El cabo Gómez vive en Paine. Tiene 38 años, lleva 20 en la institución. Llegó a La Reina hace dos años, trasladado desde San Bernardo. Le gusta el trabajo, pero a veces se pregunta si su vida hubiese sido mejor, o más segura para él y sus hijos, si hubiese ejercido como contador, que es la profesión que estudió.

La noche se mueve poco. Cerca de las 2:40 horas hay un llamado por un Subaru Legacy detenido en medio de Talinay a la altura de Las Perdices. Cuando se bajan del auto, Gómez y Magaña ven el vehículo golpeado a la altura de la rueda derecha. El conductor, un muchacho de unos veinte años que iba con un amigo y una amiga a una fiesta tres cuadras más arriba, dice que se fue contra la cuneta. Mientras los carabineros hablan con él y con un vigilante de seguridad municipal para coordinar el retiro del vehículo de la vía pública, uno de los acompañantes del auto hace una llamada.

—Aló, viejo, ¿nos puedes mandar un mecánico del Ejército?

El tipo viste un buzo y zapatillas de marca.

—No, viejo, tranquilo. Estamos hablando acá con gente de seguridad municipal y carabineros. El único favor que necesito es que llames al taller del Ejército. Es para pagarle una paleteada a un amigo que se cuneteó.

Hay un último llamado: un funcionario de seguridad municipal sorprendió a un conductor que se pasó dos luces rojas cerca del Parque Intercomunal. Gómez y Magaña salen de nuevo y llegan hasta el auto en calle Samoa. El conductor detenido es alto, rubio, de 26 años. Magaña le pregunta qué pasó.

—Me psicosié. Por la situación nacional, supongo. Vi que alguien me seguía y pensé que podían ser narcos.

El que lo seguía era el vigilante municipal.

—Yo estudié Economía. Estoy titulado. Me despidieron ayer. Pensé mal, no estoy manejando la situación.

Magaña le pregunta cuánto tomó.

—Dos cervezas.

Luego de eso, el conductor es llevado a la comisaría. Una vez allá, Gómez le toma el alcotest. Pero el tipo no puede. En tres intentos no logra soplar lo suficientemente fuerte.
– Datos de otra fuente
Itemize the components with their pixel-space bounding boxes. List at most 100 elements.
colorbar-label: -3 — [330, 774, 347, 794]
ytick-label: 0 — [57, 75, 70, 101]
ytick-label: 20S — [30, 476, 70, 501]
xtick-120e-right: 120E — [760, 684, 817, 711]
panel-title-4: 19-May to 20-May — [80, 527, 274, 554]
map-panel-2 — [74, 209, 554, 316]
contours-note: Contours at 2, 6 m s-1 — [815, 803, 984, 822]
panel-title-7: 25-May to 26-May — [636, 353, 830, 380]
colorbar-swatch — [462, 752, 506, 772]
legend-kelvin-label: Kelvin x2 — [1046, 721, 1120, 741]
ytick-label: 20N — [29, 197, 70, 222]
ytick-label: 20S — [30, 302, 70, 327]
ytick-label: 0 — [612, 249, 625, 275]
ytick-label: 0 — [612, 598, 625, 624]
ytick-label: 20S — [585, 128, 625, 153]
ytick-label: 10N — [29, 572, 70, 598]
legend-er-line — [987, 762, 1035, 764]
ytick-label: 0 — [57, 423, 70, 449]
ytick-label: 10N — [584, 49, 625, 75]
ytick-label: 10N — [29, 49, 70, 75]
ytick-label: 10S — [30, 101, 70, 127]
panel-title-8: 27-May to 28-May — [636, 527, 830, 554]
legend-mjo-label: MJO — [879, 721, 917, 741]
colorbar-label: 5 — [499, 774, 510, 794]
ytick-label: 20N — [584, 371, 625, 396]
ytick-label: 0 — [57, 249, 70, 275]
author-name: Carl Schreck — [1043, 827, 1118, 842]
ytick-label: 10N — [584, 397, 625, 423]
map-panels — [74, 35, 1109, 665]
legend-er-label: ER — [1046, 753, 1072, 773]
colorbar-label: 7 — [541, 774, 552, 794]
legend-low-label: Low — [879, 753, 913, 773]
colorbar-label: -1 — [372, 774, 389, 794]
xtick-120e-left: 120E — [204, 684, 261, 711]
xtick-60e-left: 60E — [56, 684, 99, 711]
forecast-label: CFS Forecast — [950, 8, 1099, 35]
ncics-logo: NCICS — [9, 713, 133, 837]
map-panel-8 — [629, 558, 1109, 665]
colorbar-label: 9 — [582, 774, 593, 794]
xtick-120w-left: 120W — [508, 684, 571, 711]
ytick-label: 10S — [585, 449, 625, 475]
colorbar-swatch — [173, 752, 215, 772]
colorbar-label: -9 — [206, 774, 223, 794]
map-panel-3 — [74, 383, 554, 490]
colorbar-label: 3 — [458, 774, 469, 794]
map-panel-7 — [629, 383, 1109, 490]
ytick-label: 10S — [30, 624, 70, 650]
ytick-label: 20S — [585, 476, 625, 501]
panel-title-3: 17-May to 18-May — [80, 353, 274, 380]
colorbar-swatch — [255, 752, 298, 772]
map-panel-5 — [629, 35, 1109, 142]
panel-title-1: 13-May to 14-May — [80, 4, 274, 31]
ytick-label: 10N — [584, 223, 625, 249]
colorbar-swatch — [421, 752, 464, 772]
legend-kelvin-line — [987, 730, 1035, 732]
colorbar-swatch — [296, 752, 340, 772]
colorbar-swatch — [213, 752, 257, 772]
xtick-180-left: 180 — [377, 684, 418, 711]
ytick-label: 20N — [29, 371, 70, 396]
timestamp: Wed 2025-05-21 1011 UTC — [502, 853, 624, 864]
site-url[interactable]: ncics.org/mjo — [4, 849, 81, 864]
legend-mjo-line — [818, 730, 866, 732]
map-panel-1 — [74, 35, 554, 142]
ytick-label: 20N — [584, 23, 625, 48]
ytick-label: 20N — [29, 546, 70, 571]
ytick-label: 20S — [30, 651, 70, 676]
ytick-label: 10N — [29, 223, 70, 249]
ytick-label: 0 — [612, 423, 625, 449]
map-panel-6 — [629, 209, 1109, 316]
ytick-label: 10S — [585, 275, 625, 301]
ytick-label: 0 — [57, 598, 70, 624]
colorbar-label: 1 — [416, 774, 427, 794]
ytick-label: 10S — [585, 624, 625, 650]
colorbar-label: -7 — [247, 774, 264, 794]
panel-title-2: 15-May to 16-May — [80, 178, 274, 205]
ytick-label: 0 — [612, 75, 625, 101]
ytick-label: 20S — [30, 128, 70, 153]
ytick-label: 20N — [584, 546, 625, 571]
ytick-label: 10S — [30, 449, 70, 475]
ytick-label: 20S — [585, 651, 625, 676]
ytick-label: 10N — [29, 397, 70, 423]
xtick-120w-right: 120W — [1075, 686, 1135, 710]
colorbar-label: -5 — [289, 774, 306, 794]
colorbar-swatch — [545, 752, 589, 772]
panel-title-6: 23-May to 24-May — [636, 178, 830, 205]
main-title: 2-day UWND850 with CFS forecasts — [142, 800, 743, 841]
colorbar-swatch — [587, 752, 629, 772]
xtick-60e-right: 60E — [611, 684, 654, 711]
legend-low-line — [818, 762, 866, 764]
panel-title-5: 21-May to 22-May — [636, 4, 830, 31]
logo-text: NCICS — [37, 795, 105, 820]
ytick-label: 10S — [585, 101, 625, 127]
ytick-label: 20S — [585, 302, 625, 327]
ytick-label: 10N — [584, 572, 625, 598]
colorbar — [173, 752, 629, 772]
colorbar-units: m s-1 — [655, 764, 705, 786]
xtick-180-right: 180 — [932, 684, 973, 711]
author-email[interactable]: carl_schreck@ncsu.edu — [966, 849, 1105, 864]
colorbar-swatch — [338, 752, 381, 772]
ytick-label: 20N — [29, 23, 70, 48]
Lo intenta una vez más y sopla fuerte por la bombilla hasta que suena un pito.

—Ahí me gustaste —dice el cabo.

La pantalla del alcotest dice “ESPERE”. Son varios segundos. Gómez lo mira, abre los ojos.

La pantalla cambia. Indica en números grandes 1,88 gramos de alcohol en la sangre. Con más de 0,3 una persona queda inhabilitada para manejar.

Magaña le dice que está detenido. Le explica los cargos y sus derechos. Mientras avanza el papeleo, Gómez se lo lleva al servicio de salud para que le hagan el examen de sangre que confirme el resultado. Alrededor de las 7:00 de la mañana lo sientan frente a Magaña, que escribe en el computador el relato de los hechos. Cada tanto, el tipo lo interrumpe.

—¿Desde qué hora está trabajando?

Magaña le dice que desde las 22:00 horas.

—¿Qué opina usted de las manifestaciones sociales?

—...

—¿Le hacen sentido?

—Sí, pero que no haya daños.

—¿La destrucción no le gusta?

—No.

—A nadie le gusta la destrucción.

Hubo otra noticia hoy. Se publicó el informe que la Oficina del Alto Comisionado de Naciones Unidas para los Derechos Humanos hizo sobre la situación en Chile. Concluyó que las Fuerzas Armadas y Carabineros incumplieron las normas y los estándares internacionales sobre el control de asambleas y uso de la fuerza desde el 18 de octubre. Magaña supo de ese informe: no le acomodó. Dice que “es triste saber que, producto de esta contingencia, han sido lesionadas algunas personas”.

Ese turno del viernes finalizó a las 9:00 horas del sábado para el subteniente. Cuando terminó con el conductor en estado de ebriedad, subió a su pieza en el segundo piso y se acostó en su cama de una plaza, con la foto de su hija a un costado.